4 years ago

Can beaver impact promote river renaturalization? The example of the Raba River, southern Poland

Can beaver impact promote river renaturalization? The example of the Raba River, southern Poland
The European beaver (Castor fiber) was reintroduced in the Polish Carpathians in the 1980s after a few centuries of absence. It gradually colonized suitable habitats in the Raba River valley and elsewhere. The question arises as to whether beaver activity can play a role in the local improvement of hydromorphological conditions and spontaneous renaturalization of the Raba River channel. Field surveys were performed in morphodynamically and structurally homogeneous reaches of the river. Traces of beaver activity were identified and used to estimate the studied beaver population. Local beaver impact on the studied river channel was also determined. The Raba channel is trained along about 80% of its length and considerably incised. Traces of beavers activity were found in 16 out of 31 river reaches, mainly in the upper and lower river course. The study showed that relatively flat channel gradient, small maximum bed-material grain size, and high channel sinuosity favour beaver presence.
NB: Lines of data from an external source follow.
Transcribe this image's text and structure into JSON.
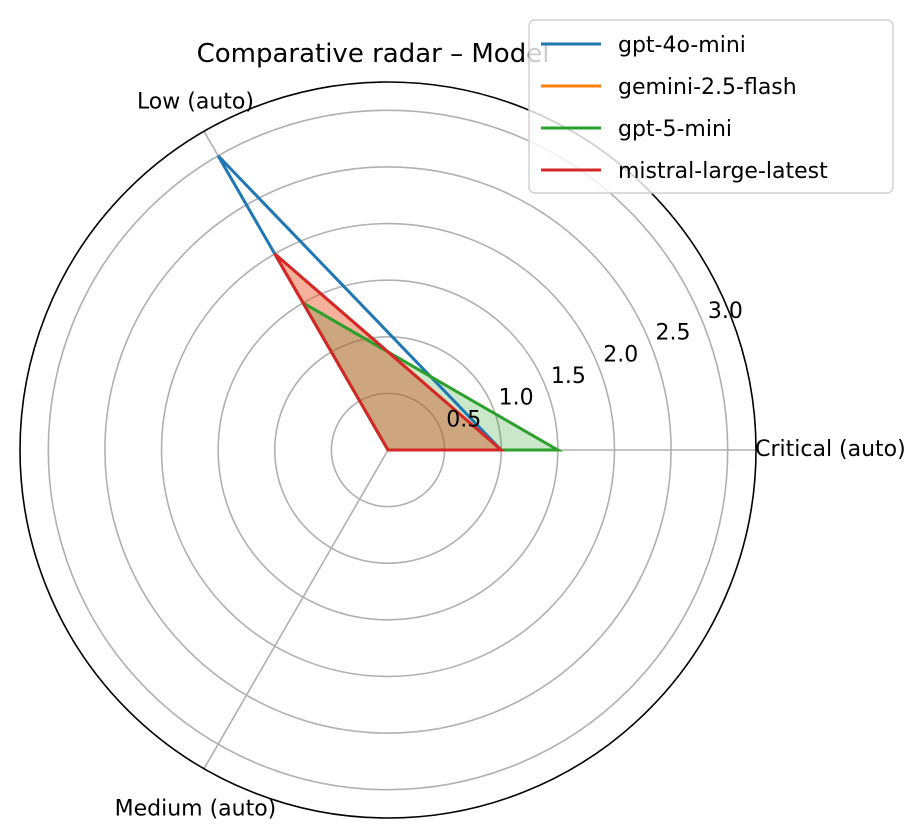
{
  "chart_data": {
    "type": "radar",
    "title": "Comparative radar – Model",
    "axes": [
      "Critical (auto)",
      "Low (auto)",
      "Medium (auto)"
    ],
    "rlim": [
      0,
      3.25
    ],
    "rticks": [
      0.5,
      1.0,
      1.5,
      2.0,
      2.5,
      3.0
    ],
    "rtick_labels": [
      "0.5",
      "1.0",
      "1.5",
      "2.0",
      "2.5",
      "3.0"
    ],
    "grid": true,
    "legend_position": "top-right",
    "series": [
      {
        "name": "gpt-4o-mini",
        "color": "#1f77b4",
        "values": [
          1.0,
          3.0,
          0.0
        ],
        "fill": false
      },
      {
        "name": "gemini-2.5-flash",
        "color": "#ff7f0e",
        "values": [
          1.0,
          2.0,
          0.0
        ],
        "fill": true
      },
      {
        "name": "gpt-5-mini",
        "color": "#2ca02c",
        "values": [
          1.5,
          1.5,
          0.0
        ],
        "fill": true
      },
      {
        "name": "mistral-large-latest",
        "color": "#d62728",
        "values": [
          1.0,
          2.0,
          0.0
        ],
        "fill": true
      }
    ]
  }
}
The largest number of beaver habitats was identified in river reaches strongly altered by man and characterized by a uniform channel structure. Beaver impact on channel structure varies depending on differences of the river channel features in upper and lower reaches of the Raba River channel. In upper reaches, the impact of beaver activity (mostly dams) is reflected in increased lateral erosion, while slower water current reduces the tendency for bed degradation. In lower reaches, beaver impact is mostly limited to bank fragmentation (slides and burrows). Lateral erosion, accumulation of material at the toe of riverbanks, and wood debris accumulation all produce a local impact on river channel width. These beaver-initiated processes mostly alter artificially homogenized river reaches. Beavers may actually play a substantial role in future renaturalization of both upper and lower reaches of the Raba River.